The effectiveness of fenfluramine for the treatment of seizures associated with Dravet syndrome was demonstrated in two clinical studies in 202 subjects between ages two and eighteen. The studies measured the change from baseline in the frequency of convulsive seizures. In both studies, subjects treated with fenfluramine had significantly greater reductions in the frequency of convulsive seizures during the trials than subjects who received placebo (inactive treatment). These reductions were seen within 3–4 weeks, and remained generally consistent over the 14- to 15-week treatment periods.

The U.S. Food and Drug Administration (FDA) granted the application for fenfluramine priority review and orphan drug designations. The FDA granted approval of Fintepla to Zogenix, Inc.

On 15 October 2020, the Committee for Medicinal Products for Human Use (CHMP) of the European Medicines Agency (EMA) adopted a positive opinion, recommending the granting of a marketing authorization for the medicinal product Fintepla, intended for the treatment of seizures associated with Dravet syndrome. Fenfluramine was approved for medical use in the European Union in December 2020.

==Society and culture==
===Legal status===
====Canada====
Fenfluramine is not a controlled substance in Canada as of 2025.

====United States====
Fenfluramine is a prescription medication in the United States. It was removed from Schedule IV of the Controlled Substances Act in December 2022.
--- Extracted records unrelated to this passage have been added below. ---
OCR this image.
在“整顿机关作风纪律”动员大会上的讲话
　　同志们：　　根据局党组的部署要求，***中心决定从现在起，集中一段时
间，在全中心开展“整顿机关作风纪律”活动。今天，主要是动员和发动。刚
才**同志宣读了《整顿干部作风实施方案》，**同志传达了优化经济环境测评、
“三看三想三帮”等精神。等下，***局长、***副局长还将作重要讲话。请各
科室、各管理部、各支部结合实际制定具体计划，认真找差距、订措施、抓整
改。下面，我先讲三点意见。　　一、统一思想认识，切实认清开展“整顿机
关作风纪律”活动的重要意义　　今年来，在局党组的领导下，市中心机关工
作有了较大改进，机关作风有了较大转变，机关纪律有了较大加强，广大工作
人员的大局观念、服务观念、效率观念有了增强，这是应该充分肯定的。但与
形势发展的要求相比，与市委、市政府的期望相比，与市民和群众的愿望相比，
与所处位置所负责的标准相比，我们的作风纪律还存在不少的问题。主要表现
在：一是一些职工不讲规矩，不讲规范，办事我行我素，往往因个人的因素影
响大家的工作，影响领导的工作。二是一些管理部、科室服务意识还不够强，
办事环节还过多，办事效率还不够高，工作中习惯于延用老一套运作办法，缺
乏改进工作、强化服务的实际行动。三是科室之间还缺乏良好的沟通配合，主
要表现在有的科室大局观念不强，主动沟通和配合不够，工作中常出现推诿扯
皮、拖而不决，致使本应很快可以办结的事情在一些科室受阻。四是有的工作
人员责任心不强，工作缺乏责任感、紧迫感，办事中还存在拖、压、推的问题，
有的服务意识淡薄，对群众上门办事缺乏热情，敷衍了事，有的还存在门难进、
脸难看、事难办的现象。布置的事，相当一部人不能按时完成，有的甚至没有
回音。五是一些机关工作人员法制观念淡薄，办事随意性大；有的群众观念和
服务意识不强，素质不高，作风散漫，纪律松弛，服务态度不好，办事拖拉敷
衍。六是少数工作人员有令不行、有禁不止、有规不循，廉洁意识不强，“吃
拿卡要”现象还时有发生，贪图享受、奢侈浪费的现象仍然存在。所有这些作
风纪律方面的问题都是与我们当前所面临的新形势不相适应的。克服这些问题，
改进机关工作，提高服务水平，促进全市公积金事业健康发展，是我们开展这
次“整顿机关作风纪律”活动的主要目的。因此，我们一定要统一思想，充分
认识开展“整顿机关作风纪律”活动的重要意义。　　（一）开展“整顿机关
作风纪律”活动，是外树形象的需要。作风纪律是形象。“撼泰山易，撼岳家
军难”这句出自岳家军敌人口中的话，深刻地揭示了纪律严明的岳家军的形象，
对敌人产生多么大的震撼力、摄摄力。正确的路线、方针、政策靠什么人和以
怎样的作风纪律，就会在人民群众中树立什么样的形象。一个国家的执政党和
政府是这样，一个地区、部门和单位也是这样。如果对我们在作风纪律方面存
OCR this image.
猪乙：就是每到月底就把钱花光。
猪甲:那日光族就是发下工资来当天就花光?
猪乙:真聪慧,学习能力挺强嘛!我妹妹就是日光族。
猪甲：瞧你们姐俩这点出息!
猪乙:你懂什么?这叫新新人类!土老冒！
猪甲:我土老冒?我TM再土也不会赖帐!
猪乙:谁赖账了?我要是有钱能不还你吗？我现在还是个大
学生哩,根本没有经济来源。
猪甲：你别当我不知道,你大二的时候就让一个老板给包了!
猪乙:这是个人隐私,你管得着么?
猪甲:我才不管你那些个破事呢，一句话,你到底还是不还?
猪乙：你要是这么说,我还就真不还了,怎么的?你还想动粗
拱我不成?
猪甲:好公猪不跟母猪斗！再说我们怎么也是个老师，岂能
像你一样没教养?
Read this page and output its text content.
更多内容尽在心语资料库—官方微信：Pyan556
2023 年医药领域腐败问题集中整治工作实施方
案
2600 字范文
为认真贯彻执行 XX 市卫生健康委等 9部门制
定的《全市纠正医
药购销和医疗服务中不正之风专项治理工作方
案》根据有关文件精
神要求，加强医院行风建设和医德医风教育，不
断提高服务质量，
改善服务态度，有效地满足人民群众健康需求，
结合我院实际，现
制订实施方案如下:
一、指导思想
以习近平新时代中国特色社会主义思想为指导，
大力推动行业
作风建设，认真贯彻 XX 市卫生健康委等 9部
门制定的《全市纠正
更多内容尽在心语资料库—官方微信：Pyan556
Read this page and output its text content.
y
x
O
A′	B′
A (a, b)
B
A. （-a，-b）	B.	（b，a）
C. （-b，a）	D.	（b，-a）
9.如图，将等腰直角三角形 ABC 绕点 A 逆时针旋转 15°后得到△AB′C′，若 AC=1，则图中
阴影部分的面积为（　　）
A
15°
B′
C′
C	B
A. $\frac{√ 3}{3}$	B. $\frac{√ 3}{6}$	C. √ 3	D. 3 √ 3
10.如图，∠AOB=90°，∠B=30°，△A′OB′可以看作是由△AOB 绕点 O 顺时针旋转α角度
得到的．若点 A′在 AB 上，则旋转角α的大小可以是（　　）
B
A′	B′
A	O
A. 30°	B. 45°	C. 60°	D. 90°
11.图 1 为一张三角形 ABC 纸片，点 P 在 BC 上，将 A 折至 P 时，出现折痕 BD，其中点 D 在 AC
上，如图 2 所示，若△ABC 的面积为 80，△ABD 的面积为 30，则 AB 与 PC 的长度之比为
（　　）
===Recreational use and effects===
Unlike various other amphetamine derivatives, fenfluramine is reported to be dysphoric, "unpleasantly lethargic", and non-addictive at therapeutic doses. However, it has been reported to be used recreationally at high doses ranging between 80 and 400 mg, which have been described as producing euphoria, amphetamine-like effects, sedation, and hallucinogenic effects, along with anxiety, nausea, diarrhea, and sometimes panic attacks, as well as depressive symptoms once the drug had worn off. At very high doses (e.g., 240 mg, or between 200 and 600 mg), fenfluramine induces a psychedelic state resembling that produced by lysergic acid diethylamide (LSD).

Fenfluramine has been found to produce acute effects in humans including decreased arousal, elation, and positive mood, decreased anxiety at lower doses and increased anxiety at higher doses, drug disliking, confusion, reduced psychomotor performance, reduced impulsivity, and decreased aggression. Whereas fenfluramine alone decreases positive mood and phentermine alone increases positive mood similarly to amphetamine, the combination of fenfluramine and phentermine results in a neutral impact on mood. Similarly fenfluramine diminishes the subjective effects of phentermine and amphetamine. In contrast to other serotonin releasers like MDMA and mephedrone, fenfluramine does not produce euphoria. The differing effects with fenfluramine may be attributable to its lack of concomitant dopamine release and its potent serotonin 5-HT_{2C} receptor agonism via its metabolite norfenfluramine.

==Research==
===Social deficits===
Fenfluramine has been reported to improve social deficits in children with autism. In addition, it has been found to produce prosocial behavior similarly to the entactogen MDMA in animals. However, fenfluramine has shown limited effectiveness in treating the symptoms of autism generally. Moreover, the cardiovascular toxicity and neurotoxicity of fenfluramine make it unsuitable for clinical use in the treatment of social deficits.